Тем временем граф Манштейн подъехал к дому, из кареты вышел. А был это человек необычайно толстый, в блестящем мундире синем с отворотами красными и с множеством шитья золотого. Усы его, цвета пива баварского, кверху закрученные, грозно торчали по обе стороны большого мясистого носа. Брови его льняные, блёклые, сведенные в одну черту над водянисто-голубыми, заплывшими жиром глазами, и пятна багровые на пухлом лице — на сильное возбуждение указывали.
— Не вижу тут знамени королевского! — голосом очень суровым начал он. — Да еще в самую годовщину рождения короля нашего милостивого! Где знамя?! — грозно спросил он у Шимона, который его с низкими поклонами встречал. — Почему не вывешено?
Пал тут староста-отступник в ноги генералу.
— Ясновельможный пан генерал! — простонал Клосек. — Простите мою вину, но тут вор какой-то, грабитель подлый, украл вчера наше знамя… Искали мы его, всей деревней искали, но напрасно! Смилуйтесь, ясновельможный пан граф… Не знаем, клянусь, не знаем, что сталось со знаменем! Знаем только, что пропало…
— Не пропало, не пропало! — закричал генерал. — Лжешь, негодяй! Не пропало!.. Знамя на старой мельнице висит. С дороги его хорошо видно, мерзавец! Знаешь ли ты, что ждет тебя порка за такое неуважение к гербу королевства прусского?
Слезами тут староста залился, а писарь с писарёнком вторили ему в мольбах о милости, и в рыданьях громких.
— Всё готов сделать, только бы прощение вымолить у власти моей любимой… — сквозь слезы бормотал староста.
При этих словах прусский генерал успокоился малость и более милостиво сказал ему:
— Если так, то пойди сейчас на мельницу, сними оттуда знамя и сюда принеси. Потом вывесишь его, как положено, зеленью украсишь… Ну, иди же ты, болван, козёл силезский!..

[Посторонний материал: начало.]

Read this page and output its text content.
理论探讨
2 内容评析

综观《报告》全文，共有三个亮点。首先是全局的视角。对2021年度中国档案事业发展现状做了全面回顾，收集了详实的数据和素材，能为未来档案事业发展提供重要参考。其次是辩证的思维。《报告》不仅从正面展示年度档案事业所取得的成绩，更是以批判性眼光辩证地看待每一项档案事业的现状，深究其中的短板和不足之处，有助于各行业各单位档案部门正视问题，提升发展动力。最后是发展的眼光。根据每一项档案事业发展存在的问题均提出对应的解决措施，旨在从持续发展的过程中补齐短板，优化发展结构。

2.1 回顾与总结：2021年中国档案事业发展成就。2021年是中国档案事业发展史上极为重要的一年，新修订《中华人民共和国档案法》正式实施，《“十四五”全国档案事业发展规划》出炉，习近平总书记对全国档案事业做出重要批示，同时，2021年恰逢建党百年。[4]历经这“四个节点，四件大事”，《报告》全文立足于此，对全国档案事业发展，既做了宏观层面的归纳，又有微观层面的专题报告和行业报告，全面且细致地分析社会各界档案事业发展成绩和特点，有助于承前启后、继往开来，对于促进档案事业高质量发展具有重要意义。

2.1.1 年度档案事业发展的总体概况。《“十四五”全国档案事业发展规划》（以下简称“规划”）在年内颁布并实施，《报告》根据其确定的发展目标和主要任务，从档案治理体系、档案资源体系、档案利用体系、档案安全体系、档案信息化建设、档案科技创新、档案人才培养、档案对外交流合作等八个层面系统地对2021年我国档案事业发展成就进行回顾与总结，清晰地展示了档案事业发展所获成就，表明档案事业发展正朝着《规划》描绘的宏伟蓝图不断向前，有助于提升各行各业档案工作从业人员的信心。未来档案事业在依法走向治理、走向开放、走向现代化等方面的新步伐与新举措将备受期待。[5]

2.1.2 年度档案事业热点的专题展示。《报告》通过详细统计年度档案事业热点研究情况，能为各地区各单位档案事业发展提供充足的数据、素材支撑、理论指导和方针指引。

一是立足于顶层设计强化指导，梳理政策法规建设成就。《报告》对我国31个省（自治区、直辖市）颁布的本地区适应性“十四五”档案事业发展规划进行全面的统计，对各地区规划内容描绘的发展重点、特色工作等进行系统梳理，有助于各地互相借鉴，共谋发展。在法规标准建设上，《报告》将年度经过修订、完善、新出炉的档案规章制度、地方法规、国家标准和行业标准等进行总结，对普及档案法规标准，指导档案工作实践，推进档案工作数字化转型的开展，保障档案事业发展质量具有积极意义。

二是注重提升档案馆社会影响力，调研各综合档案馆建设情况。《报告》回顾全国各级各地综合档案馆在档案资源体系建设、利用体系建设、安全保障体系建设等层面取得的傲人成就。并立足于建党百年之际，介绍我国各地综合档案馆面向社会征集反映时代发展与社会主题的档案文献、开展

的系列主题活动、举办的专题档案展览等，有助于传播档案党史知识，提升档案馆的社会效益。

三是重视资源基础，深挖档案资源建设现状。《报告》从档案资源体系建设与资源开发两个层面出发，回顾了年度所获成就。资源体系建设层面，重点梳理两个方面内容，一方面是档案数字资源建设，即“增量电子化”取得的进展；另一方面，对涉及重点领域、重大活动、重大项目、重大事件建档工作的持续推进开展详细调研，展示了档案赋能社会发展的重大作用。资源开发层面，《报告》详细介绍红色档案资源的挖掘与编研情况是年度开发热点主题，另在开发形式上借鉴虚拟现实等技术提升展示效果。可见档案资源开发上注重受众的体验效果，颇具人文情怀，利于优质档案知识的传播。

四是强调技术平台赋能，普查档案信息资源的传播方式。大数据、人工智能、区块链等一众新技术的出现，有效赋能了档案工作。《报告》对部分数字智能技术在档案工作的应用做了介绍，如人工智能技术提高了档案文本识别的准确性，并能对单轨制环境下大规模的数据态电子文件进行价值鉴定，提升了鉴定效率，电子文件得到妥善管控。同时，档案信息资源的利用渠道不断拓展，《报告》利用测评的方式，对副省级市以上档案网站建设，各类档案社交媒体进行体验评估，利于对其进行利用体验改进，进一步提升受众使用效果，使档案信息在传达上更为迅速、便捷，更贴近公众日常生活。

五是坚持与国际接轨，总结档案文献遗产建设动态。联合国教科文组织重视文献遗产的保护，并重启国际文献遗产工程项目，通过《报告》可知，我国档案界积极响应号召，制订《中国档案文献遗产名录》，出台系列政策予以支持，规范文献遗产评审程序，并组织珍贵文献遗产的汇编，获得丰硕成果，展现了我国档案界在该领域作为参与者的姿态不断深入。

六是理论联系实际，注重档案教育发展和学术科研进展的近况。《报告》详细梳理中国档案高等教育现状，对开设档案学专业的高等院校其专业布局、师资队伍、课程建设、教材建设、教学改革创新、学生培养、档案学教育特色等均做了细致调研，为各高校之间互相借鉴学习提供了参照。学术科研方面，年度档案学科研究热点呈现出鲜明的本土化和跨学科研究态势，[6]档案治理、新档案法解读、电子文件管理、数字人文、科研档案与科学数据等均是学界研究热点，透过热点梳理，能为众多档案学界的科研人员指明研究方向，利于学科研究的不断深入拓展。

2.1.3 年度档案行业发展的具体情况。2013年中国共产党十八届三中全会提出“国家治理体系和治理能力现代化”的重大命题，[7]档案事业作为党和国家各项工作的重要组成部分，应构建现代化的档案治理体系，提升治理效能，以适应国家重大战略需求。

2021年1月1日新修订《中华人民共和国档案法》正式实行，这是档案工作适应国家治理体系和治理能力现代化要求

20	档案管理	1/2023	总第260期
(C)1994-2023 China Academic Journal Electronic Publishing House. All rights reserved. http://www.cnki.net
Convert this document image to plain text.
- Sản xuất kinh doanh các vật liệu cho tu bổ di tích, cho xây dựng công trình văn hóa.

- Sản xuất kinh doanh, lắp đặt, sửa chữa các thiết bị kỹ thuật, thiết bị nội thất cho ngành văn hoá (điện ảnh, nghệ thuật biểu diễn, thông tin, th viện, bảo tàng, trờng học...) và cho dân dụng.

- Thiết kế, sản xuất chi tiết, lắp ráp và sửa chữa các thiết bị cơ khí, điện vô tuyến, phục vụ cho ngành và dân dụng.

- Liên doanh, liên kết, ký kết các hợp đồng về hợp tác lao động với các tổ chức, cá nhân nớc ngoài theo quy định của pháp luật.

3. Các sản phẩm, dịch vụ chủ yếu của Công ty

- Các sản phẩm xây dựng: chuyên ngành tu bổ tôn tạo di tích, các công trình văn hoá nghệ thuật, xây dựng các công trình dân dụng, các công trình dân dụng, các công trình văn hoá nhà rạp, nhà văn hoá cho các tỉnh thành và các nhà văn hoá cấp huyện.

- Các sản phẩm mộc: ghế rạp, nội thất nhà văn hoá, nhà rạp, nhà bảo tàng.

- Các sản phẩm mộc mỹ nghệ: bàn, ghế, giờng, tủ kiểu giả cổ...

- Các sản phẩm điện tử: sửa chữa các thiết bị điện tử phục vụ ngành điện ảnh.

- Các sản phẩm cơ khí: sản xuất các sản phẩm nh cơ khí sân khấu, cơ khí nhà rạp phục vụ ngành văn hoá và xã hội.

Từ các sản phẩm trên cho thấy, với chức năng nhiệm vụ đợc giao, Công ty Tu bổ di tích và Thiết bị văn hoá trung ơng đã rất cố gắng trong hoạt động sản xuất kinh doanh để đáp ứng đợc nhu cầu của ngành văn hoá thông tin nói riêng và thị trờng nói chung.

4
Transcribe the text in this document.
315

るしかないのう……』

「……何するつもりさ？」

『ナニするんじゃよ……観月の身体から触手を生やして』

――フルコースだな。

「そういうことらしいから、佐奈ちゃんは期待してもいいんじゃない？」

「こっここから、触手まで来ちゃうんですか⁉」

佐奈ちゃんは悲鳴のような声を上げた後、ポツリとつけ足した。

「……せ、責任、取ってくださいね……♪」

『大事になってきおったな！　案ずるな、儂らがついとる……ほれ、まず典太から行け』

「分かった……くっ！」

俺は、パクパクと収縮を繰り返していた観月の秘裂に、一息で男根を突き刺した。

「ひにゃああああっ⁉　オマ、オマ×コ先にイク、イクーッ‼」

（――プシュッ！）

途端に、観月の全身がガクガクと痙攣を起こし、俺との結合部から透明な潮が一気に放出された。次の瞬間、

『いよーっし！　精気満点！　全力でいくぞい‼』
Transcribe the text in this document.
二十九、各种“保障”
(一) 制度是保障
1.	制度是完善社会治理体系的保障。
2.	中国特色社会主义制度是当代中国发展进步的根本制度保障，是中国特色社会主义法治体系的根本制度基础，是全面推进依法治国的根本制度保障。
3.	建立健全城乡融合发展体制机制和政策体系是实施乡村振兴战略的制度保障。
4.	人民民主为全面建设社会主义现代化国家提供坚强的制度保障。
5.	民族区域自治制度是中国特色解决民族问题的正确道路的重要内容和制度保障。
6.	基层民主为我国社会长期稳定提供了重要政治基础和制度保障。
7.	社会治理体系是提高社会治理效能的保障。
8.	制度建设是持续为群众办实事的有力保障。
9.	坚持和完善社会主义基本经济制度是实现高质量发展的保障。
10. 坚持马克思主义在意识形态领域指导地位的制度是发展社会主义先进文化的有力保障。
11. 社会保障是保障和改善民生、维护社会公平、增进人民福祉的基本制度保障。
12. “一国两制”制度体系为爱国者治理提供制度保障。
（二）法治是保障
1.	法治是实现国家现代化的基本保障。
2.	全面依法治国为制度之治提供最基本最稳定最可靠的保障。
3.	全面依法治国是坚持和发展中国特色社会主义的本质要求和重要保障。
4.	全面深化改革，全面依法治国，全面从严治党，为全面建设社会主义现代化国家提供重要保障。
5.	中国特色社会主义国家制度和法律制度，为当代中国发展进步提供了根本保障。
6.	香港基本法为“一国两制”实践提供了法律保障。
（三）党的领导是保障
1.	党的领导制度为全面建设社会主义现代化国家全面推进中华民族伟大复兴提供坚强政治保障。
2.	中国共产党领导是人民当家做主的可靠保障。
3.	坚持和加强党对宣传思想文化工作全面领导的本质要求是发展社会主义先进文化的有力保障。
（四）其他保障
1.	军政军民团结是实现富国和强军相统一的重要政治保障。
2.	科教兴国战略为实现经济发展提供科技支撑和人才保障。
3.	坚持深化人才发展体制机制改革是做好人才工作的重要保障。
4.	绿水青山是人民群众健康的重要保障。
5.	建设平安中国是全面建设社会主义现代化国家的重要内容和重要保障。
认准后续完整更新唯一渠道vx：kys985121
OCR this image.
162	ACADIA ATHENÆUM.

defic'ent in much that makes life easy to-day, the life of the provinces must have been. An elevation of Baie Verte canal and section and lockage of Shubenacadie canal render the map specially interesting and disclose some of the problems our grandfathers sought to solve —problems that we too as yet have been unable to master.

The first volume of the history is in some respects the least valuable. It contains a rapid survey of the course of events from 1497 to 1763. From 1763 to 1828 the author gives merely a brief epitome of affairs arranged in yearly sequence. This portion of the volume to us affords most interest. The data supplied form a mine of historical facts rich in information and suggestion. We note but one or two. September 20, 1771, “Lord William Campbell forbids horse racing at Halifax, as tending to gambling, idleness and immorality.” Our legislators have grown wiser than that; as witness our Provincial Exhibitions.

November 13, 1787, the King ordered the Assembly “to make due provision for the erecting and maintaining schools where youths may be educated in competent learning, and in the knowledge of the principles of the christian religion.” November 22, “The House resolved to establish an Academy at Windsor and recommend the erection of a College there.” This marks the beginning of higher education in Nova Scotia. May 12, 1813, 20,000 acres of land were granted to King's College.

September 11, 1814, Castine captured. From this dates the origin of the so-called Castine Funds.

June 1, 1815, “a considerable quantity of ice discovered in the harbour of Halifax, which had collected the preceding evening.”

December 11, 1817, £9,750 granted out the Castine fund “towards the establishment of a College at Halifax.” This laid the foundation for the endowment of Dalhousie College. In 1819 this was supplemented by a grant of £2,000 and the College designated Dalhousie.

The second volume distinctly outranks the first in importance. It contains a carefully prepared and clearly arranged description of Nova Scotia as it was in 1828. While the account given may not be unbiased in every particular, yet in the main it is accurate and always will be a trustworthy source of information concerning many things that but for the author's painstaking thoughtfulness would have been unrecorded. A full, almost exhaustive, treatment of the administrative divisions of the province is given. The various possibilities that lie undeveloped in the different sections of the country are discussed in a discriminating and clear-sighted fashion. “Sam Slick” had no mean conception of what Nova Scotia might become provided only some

А других слов староста уже и не слышал: потонули они в потоке благодарностей — и его, и писаря, и писарёнка. Да тут еще вышел из толпы корчмарь и, кланяясь низко, просить генерала стал, чтоб соизволил в саду его отдохнуть и плодов отведать, пока филе из серны к обеду поспеет, а доброе вино бургундское в студеной ключевой воде охладится.
Принял граф это приглашение и спесиво так к саду направился. Корчмарь же наказал челяди своей за счет старосты, с которым в родстве был, каждому солдату немецкому по чарке водки поднести.
Надвинул Шимон Клосек шапку на голову и поспешил на мельницу — напрямик, через сад свой и заросли ольховые. От страха и перед генералом прусским, и перед чудищем, что на мельнице людей пугало, шел староста пригнувшись, голову в плечи втянув и ногами еле переступая.
А Утопец, который в это время в камышах отдыхал после ночной прогулки на лодке, старосту еще издалека углядел. И подумал о нем, что это человек, который не с добром со двора вышел. Как только ступил Клосек на мост, — начал речной владыка изо всех сил ветхие сваи раскачивать, и свалился тут староста в воду. Речка в этом месте илистая была, дно топкое, а берега болотистые, так что едва-едва отступник на сушу выкарабкался. И когда добрался в конце концов до мельницы, то всем видом своим сильно напоминал черта водяного, страшного Рокиту — так был в грязи измазан и водорослями опутан! Иззябший, отекающий водой, крадучись ступил староста в сени темные, мельничные.